—Veamos el palacio encantado que me ha prometido mi flirt—dijo alegremente, para distraer la insistencia de Ulises.

En el centro había una mesa de tablas mal cepilladas y rudos pies. Los manteles y los platos disimularían luego este horror. Sus ojos, pasando despectivamente por las sillas viejas, las paredes de suelto empapelado y los cromos de marcos verdosos, tropezaron con algo obscuro, rectangular y profundo que ocupaba todo un ángulo de la pieza. No se sabía si era un diván, una cama ó un catafalco fúnebre. Las mantas pardas que lo cubrían evocaban en la memoria los lechos de cuartel ó de presidio.

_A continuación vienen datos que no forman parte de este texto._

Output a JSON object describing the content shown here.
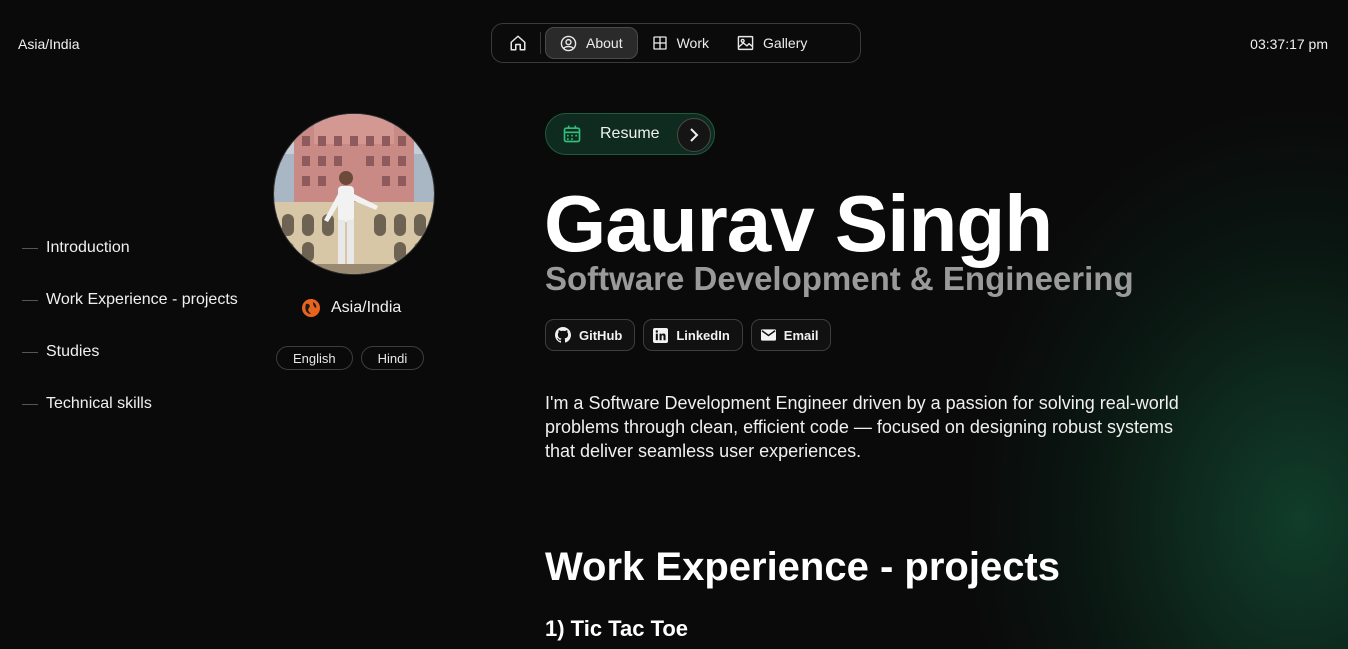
{
  "header": {
    "timezone": "Asia/India",
    "time": "03:37:17 pm"
  },
  "nav": {
    "home_icon": "home-icon",
    "items": [
      {
        "label": "About",
        "icon": "person-circle-icon",
        "active": true
      },
      {
        "label": "Work",
        "icon": "grid-icon",
        "active": false
      },
      {
        "label": "Gallery",
        "icon": "image-icon",
        "active": false
      }
    ]
  },
  "toc": [
    {
      "label": "Introduction"
    },
    {
      "label": "Work Experience - projects"
    },
    {
      "label": "Studies"
    },
    {
      "label": "Technical skills"
    }
  ],
  "profile": {
    "location": "Asia/India",
    "languages": [
      "English",
      "Hindi"
    ]
  },
  "resume": {
    "label": "Resume",
    "icon": "calendar-icon"
  },
  "hero": {
    "name": "Gaurav Singh",
    "role": "Software Development & Engineering"
  },
  "socials": [
    {
      "label": "GitHub",
      "icon": "github-icon"
    },
    {
      "label": "LinkedIn",
      "icon": "linkedin-icon"
    },
    {
      "label": "Email",
      "icon": "mail-icon"
    }
  ],
  "bio": "I'm a Software Development Engineer driven by a passion for solving real-world problems through clean, efficient code — focused on designing robust systems that deliver seamless user experiences.",
  "work": {
    "title": "Work Experience - projects",
    "first_project": "1) Tic Tac Toe"
  },
  "colors": {
    "background": "#0a0a0a",
    "accent_green": "#1f5a3f",
    "globe_orange": "#e8641e"
  }
}
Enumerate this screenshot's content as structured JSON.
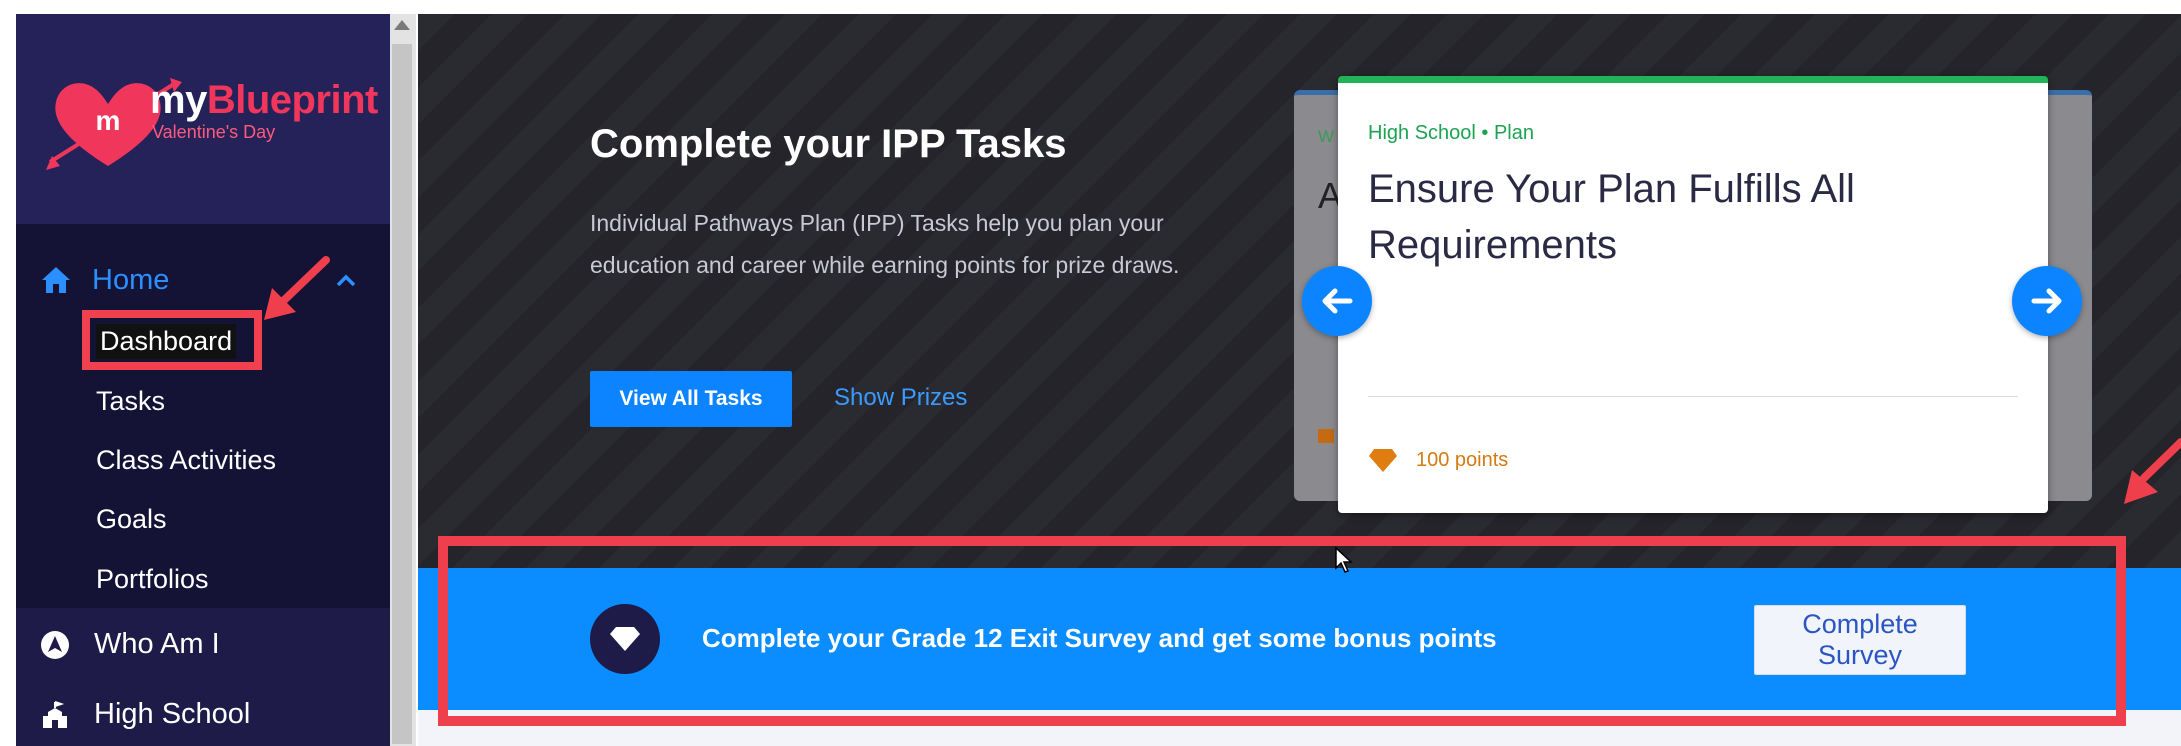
{
  "logo": {
    "brand_prefix": "my",
    "brand_name": "Blueprint",
    "subtitle": "Valentine's Day",
    "heart_letter": "m"
  },
  "sidebar": {
    "home": {
      "label": "Home",
      "icon": "home-icon"
    },
    "home_children": [
      {
        "label": "Dashboard",
        "active": true
      },
      {
        "label": "Tasks"
      },
      {
        "label": "Class Activities"
      },
      {
        "label": "Goals"
      },
      {
        "label": "Portfolios"
      }
    ],
    "sections": [
      {
        "label": "Who Am I",
        "icon": "compass-icon"
      },
      {
        "label": "High School",
        "icon": "school-icon"
      }
    ]
  },
  "hero": {
    "title": "Complete your IPP Tasks",
    "description": "Individual Pathways Plan (IPP) Tasks help you plan your education and career while earning points for prize draws.",
    "primary_button": "View All Tasks",
    "secondary_link": "Show Prizes"
  },
  "task_card": {
    "tag": "High School • Plan",
    "title": "Ensure Your Plan Fulfills All Requirements",
    "points": "100 points",
    "back_card_tag": "W",
    "back_card_title": "A"
  },
  "banner": {
    "text": "Complete your Grade 12 Exit Survey and get some bonus points",
    "button": "Complete Survey"
  },
  "colors": {
    "accent": "#0d84ff",
    "sidebar_bg": "#1e1b48",
    "annotation_red": "#ef3f4c",
    "points_orange": "#d67a12",
    "tag_green": "#1ca352"
  }
}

«¡Ah, no!...» Freya dió un salto hacia la puerta. Ella no podría comer al lado de este mueble inmundo, por el que había pasado lo peor de Nápoles. «¡Ah, no! ¡Qué asco!»

Ulises estaba junto á la puerta, temiendo que los descubrimientos de Freya fuesen más allá, tapando con su espalda aquel cerrojo que era el orgullo del camarero. Balbuceaba excusas, pero ella se engañó al notar su insistencia, creyendo que pretendía cerrarle el paso.

—¡Capitán, déjeme salir!—dijo con voz colérica—. Usted no me conoce. Eso es para otras... ¡Atrás, si no quiere que le tenga por un grosero!...

Y lo empujó en su salida, á pesar de que Ulises le dejaba franco el paso, repitiendo sus excusas, haciendo recaer toda la responsabilidad en la torpeza del sirviente.

Se detuvo ella ante el emparrado, súbitamente tranquilizada al verse en pleno aire. Buscó la mesa más lejana y fué á sentarse de espaldas al cuarto.

—¡Qué antro!...—dijo—. Venga aquí, Ferragut. Estaremos mejor al aire libre, contemplando el golfo... ¡Venga y no sea niño!... Todo está olvidado. Usted no tiene la culpa.

El viejo camarero, que volvía con manteles y platos, no hizo el menor gesto al ver á la pareja instalada en la terraza. Estaba acostumbrado á estas sorpresas. Evitó los ojos de la señora, como un reo convicto, y miró al señor con el mismo aire desolado que empleaba para anunciar el agotamiento de un plato puesto en la lista. Sus gestos de muda protección intentaban consolar á Ferragut de su fracaso. «¡Paciencia y tenacidad!... Victorias más difíciles había visto él en su clientela.»

Antes de servir la comida puso sobre la mesa, á guisa de aperitivo, una botella ventruda de vino del país, un néctar de las laderas del Vesubio, con un lejano sabor de azufre. Freya tenía sed y le inspiraba recelo el agua de esta trattoria. Ulises necesitaba olvidar su reciente fracaso... Y los dos hicieron sus libaciones á los dioses, pero con absoluta pureza, sin que una gota de agua viniese á cortar la diafanidad de piedra preciosa del vino.